Цанаев и так спозаранку является, а ради такой прелести — белок покормить, он с удовольствием на работу пришел, а тут его опередили. Какая-то девушка белок уже приманивает. Лишь вплотную приблизившись, Цанаев ее узнал — Аврора.
— Удивительно, — говорит она. — В Норвегии, в институтском дворе, тоже вот так белки по деревьям бегали, тоже с рук ели.
— А вы были в Норвегии? — спросил Цанаев.
— Да, по приглашению. Мы там совместные эксперименты проводили.
— Ну и что в результате получили?
— Эксперимент не закончила, — она как-то сразу обмякла, даже рука с кормом опустилась. — Обстоятельства заставили вернуться сюда, — тут она постаралась выдавить улыбку. — Постараюсь у вас закончить эксперимент.
— Приборы есть?
— Будем создавать, если на работу возьмете.
— Как не взять? Друг Ломаев за вас просил, рекомендовал, — они уже поднимались по лестнице. — А создавать не с чего — деньги лишь на зарплату. А зарплата ученого в России — это далеко не Норвегия.
— На все воля Божья, — выдала Аврора.
— Ты хочешь сказать, что в Норвегии Бога больше, чем здесь или верят лучше, искреннее?
— По-моему, там рай земной.
— А что там не осталась?
— Хм, кому я там нужна?.. А, впрочем, предложение было… Но я чеченская девушка. К тому же обстоятельства заставили сюда вернуться.
— Какие обстоятельства? — поинтересовался Цанаев.
— Война.
— От войны все бегут, а ты сюда… Впрочем, сам такой, — он еще что-то хотел сказать, но зазвонил его мобильный, и когда они продолжили разговор в кабинете, перед ним уже лежали документы. Цанаев сказал: — Странное у тебя имя — Урина!
— Я старшая в семье, — она опустила голову. — Мои родители чабанили в степях Калмыкии. Как-то посреди ночи моей матери стало плохо. На трехколесном мотоцикле отец повез ее до ближайшего села. Не довез… говорят, с зарею появилась на свет и я, поэтому Урина — Утренняя Заря. А вообще-то меня везде называют Аврора.

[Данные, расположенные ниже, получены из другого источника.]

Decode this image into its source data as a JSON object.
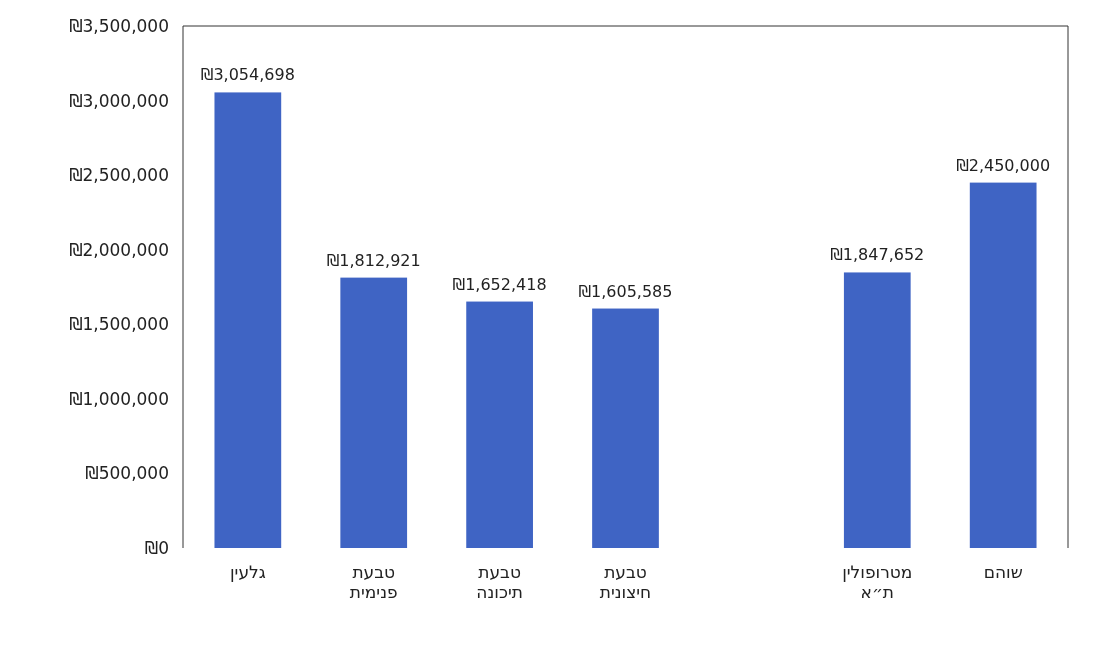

— Это имя — Аврора, ты сама выдумала? — спросил Цанаев.
— Да, — она на мгновение потупила взгляд и вновь прямо глядя в лицо: — Вы можете называть меня, как вам удобно.
— Мне все равно, — бесстрастно выдал директор. — Как ты хочешь, так и буду называть.
— Тогда Аврора, — с неким вызовом и чуть громче положенного сказала она, отчего Цанаев слегка встрепенулся и, исподлобья поглядев на девушку, сказал:
— Если честно, то в моем сознании почти что разные имена, по сути. Урина — Утренняя Заря — это спокойствие, умиротворение и счастье предстоящего дня. А Аврора — бунт, страсть, революция и переворот.
— Называйте, как вам удобно.
— Лучше Урина.
— Пожалуйста, — она улыбнулась, и Цанаеву показалась, что если раньше ее улыбка вызывала странное отторжение, то на сей раз она была с каким-то внутренним страданием, словно прося прощения за свое счастье. — Называйте, как вам удобно, — повторила она, — а если вакансий нет… то, что поделать… Я согласна на любую работу.